FASSILA: A Corpus for Algerian Dialect Fake News Detection and Sentiment Analysis

Abdedaiem, Amin, Dahou, Abdelhalim Hafedh, Cheragui, Mohamed Amine, Mathiak, Brigitte

arXiv.org Artificial Intelligence 

Building a corpus become an important topic in natural language processing (NLP) and especially for low resource languages (ex: AD), due to the importance that the corpus plays in the development of several tools, such as: Machine Translation Babaali and Salem [2022], Part of speech tagging Chiche and Yitagesu [2022], Named entities recognition Jarrar et al. [2022], etc. in particular with the emergence of techniques based on statistics, machine learning and deep learning. Who exploits this mass of information to develop, train and evaluate models. However, building a corpus is not an easy task Bakari et al. [2016]; it is extremely time-consuming and requires a lot of work, for the good reason that the volume and quality of the corpus are two important parameters.
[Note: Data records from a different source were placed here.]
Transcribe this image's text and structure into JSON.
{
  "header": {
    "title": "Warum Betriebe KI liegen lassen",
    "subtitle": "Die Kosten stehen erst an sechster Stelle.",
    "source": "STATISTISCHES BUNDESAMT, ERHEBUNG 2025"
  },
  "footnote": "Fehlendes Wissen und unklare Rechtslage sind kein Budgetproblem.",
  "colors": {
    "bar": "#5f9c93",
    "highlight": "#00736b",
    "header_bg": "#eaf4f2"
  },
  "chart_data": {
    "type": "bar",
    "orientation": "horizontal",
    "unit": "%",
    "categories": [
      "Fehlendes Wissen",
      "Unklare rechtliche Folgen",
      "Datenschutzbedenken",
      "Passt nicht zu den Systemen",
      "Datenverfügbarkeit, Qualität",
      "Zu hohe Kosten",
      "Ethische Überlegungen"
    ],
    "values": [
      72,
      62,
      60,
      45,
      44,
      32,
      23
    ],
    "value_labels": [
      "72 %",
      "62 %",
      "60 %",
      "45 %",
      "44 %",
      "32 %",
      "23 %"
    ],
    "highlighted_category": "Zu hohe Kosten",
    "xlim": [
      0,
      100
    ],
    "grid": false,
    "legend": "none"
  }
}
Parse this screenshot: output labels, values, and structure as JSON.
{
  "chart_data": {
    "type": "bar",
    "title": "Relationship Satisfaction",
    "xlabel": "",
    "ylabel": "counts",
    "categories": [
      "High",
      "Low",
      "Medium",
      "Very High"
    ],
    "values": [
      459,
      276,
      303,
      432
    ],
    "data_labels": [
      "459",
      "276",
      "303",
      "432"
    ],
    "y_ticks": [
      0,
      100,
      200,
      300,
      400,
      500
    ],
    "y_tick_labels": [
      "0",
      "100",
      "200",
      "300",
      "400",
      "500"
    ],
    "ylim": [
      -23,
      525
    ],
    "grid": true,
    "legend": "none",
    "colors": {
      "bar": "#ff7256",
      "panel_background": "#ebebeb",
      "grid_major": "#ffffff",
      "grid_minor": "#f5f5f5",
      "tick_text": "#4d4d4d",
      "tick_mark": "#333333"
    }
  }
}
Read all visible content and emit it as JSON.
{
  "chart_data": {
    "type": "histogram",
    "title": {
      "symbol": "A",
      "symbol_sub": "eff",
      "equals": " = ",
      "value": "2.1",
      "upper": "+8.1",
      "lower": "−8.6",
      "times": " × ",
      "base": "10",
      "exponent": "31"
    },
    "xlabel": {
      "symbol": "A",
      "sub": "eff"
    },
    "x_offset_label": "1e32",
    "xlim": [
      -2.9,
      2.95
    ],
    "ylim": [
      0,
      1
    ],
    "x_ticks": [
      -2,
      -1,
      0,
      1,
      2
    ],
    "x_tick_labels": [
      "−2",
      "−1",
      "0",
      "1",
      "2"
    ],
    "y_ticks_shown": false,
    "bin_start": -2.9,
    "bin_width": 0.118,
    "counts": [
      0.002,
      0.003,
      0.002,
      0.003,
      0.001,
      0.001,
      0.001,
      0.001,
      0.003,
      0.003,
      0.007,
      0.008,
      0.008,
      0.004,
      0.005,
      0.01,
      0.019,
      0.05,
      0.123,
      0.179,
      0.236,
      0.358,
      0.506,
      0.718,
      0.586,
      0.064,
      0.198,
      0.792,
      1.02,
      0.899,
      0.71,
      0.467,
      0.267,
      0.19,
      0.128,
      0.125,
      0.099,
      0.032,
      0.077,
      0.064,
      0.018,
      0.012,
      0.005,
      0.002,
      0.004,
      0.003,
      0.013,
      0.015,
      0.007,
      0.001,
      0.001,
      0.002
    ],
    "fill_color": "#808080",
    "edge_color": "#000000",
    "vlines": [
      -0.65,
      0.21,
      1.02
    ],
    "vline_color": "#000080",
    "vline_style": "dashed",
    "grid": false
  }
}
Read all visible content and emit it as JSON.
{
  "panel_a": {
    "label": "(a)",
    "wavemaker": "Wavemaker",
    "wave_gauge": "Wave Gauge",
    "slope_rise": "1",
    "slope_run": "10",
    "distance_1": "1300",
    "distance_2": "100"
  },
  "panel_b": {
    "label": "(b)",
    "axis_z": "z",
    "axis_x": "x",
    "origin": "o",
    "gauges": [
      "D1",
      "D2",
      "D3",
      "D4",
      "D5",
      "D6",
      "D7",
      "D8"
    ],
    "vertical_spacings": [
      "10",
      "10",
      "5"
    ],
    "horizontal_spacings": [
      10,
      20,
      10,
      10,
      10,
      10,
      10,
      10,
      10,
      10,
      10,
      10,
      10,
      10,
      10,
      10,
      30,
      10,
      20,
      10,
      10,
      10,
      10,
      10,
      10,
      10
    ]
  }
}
Despite the recent emergence of techniques that consume fewer resources, such as few-shot learning Tunstall et al. [2022]. Over the last few years, a lot of studies in NLP have focused on languages or variants of languages called low resources Mengoni and Santucci [2023]. This change of direction is mainly due to the emergence of social media such as Facebook, Twitter, RenRen, LinkedIn, Google+, and Tuenti, as a means of communication where people exchange messages and comments.